As a lender, when I see high cap rate deals..I first look to see why and hope that the investor found a good deal. But...when it is average for the neighborhood then it is usually a "higher risk area." Meaning that if I had to foreclose I would have to carry it for longer (marketing time). Thus higher risk for the lender but better for the real estate investor.
Hope that helps.
Normally capitalization rates nowadays are normally 7-10% in big cities and 9-12% elsewhere. ON AVERAGE, but there are always exceptions.
Sounds to me like you found a good deal but the negative voice in back of your head is giving you 1000 reasons not to move forward. As long as your credit is decent you can get a residential loan because you are not dealing with 5+ units. I need more information to refer you to the right place to start your investment career. All I know is you will not need 20% down to make this deal work trust me.
After posting this I did a bit more research and discovered that 5 is the magic number for commercial loans. I believe this is good news for me due to my limited down payment money. What types of things do I need to learn about this property that I may be missing? How do I workout mathematicaly if this makes sense? monthly income-loan payments-PMI-Tax-upkeep-some padding ?
Keith Martin
You need to find a calculator and start plugging in numbers.

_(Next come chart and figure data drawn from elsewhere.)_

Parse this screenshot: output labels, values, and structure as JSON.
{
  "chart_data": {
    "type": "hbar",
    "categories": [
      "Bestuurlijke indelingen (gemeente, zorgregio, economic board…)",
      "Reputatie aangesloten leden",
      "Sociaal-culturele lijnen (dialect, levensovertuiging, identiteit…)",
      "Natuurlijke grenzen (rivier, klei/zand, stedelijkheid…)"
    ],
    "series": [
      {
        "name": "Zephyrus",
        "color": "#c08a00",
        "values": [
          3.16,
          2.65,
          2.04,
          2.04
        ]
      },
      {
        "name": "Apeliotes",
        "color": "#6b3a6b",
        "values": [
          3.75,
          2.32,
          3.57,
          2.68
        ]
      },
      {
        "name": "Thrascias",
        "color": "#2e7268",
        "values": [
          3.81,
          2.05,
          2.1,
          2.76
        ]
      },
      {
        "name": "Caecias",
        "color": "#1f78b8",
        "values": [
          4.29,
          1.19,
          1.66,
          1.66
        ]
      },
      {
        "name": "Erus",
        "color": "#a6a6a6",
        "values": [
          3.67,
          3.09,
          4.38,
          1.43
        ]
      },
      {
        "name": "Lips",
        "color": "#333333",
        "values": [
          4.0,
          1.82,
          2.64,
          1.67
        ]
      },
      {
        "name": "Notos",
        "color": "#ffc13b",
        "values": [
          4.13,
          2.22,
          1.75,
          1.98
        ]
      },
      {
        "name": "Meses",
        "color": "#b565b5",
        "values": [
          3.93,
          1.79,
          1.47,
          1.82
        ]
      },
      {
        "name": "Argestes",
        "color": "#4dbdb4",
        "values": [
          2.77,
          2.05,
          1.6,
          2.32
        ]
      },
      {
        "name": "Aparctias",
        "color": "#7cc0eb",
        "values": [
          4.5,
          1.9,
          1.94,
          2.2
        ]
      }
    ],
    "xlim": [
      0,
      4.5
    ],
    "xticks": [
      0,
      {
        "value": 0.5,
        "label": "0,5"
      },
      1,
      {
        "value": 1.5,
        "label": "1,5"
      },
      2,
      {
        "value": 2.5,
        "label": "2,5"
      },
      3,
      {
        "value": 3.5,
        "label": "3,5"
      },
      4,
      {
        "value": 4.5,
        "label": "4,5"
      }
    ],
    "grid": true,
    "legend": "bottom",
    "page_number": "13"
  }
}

However - If you do 100% financing you will lose money.
Between PI
Insurance (roughly 1200 - but get quaotes in your area)

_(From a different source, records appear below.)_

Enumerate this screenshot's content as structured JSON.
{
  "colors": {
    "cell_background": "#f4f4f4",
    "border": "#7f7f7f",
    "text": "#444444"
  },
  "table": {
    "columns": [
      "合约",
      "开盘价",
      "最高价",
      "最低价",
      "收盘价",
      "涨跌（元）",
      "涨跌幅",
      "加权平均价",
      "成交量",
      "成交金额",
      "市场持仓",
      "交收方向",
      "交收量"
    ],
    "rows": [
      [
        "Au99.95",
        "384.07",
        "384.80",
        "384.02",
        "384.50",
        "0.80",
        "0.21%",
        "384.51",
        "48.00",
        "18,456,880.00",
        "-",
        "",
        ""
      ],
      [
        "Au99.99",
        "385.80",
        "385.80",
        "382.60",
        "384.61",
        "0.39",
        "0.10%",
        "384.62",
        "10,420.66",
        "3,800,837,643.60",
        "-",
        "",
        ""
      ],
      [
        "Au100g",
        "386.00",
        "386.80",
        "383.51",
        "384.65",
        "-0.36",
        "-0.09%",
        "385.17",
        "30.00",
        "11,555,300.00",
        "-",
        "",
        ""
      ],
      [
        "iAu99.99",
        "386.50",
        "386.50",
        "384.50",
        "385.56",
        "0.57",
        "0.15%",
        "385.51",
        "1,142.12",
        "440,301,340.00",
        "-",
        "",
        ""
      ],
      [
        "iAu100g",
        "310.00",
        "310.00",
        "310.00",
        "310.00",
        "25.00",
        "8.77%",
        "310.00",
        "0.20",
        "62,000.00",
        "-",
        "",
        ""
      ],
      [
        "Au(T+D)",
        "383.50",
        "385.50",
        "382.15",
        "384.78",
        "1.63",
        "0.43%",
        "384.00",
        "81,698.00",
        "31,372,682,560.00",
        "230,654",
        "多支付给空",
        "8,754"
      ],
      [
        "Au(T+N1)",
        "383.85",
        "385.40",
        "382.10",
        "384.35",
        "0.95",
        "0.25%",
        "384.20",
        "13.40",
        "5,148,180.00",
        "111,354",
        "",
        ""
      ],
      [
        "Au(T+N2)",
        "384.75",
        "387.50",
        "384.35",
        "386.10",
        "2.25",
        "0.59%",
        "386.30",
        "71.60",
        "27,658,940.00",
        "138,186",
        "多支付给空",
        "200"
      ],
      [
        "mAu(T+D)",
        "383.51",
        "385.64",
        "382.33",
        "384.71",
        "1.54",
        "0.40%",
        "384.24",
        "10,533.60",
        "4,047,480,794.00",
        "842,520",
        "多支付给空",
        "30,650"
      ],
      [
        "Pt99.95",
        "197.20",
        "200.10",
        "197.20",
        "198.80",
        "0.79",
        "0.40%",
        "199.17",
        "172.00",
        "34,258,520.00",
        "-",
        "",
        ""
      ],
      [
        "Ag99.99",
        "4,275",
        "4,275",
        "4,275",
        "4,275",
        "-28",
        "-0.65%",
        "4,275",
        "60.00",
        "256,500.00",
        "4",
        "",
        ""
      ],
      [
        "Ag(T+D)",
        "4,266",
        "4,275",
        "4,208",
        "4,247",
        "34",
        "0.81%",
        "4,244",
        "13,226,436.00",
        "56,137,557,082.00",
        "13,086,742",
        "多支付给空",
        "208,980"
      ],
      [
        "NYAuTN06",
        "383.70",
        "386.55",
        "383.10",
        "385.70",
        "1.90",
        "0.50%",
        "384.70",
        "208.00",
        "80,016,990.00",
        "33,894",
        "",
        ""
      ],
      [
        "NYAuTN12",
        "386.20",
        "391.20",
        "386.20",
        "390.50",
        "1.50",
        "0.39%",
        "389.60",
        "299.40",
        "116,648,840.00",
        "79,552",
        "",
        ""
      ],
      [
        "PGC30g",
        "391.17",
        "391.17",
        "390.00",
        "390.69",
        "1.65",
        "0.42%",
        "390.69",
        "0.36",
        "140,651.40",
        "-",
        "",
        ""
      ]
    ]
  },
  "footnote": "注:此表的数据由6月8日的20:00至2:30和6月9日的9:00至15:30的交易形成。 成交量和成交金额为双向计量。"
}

Taxes (are you sure? who told you that number? look up yourself)
PMI (unless you can come up with 20%)
mangement - you doing it yourself? a PM will be 10% of the rents
repairs, vacancy etc.
With 2600 max coming in - I think you will find you will be a little negative.
Thanks for the replies everyone
hoober- taxes are fairly low here but i put the number for one unit for both is around $2200. I would be managing myself.
pvm- I was planing on some type of 90/10 or other "no traditional" loan to help a little with the monthly nut. The rents are pretty well in line with the area. I could maybe get $50-100 more a month at the expense of running off some really great tenants. The quality of tenant and no vacancy is what attracted me to the property in the first place.
On whole I think hes asking to much to make this work for me right now. I going to try and get the price down a little and see what kinds of creative loans I can get.
Keith
It comes down to how much you put down at the type/interest rate.
I still think you will be a little negative.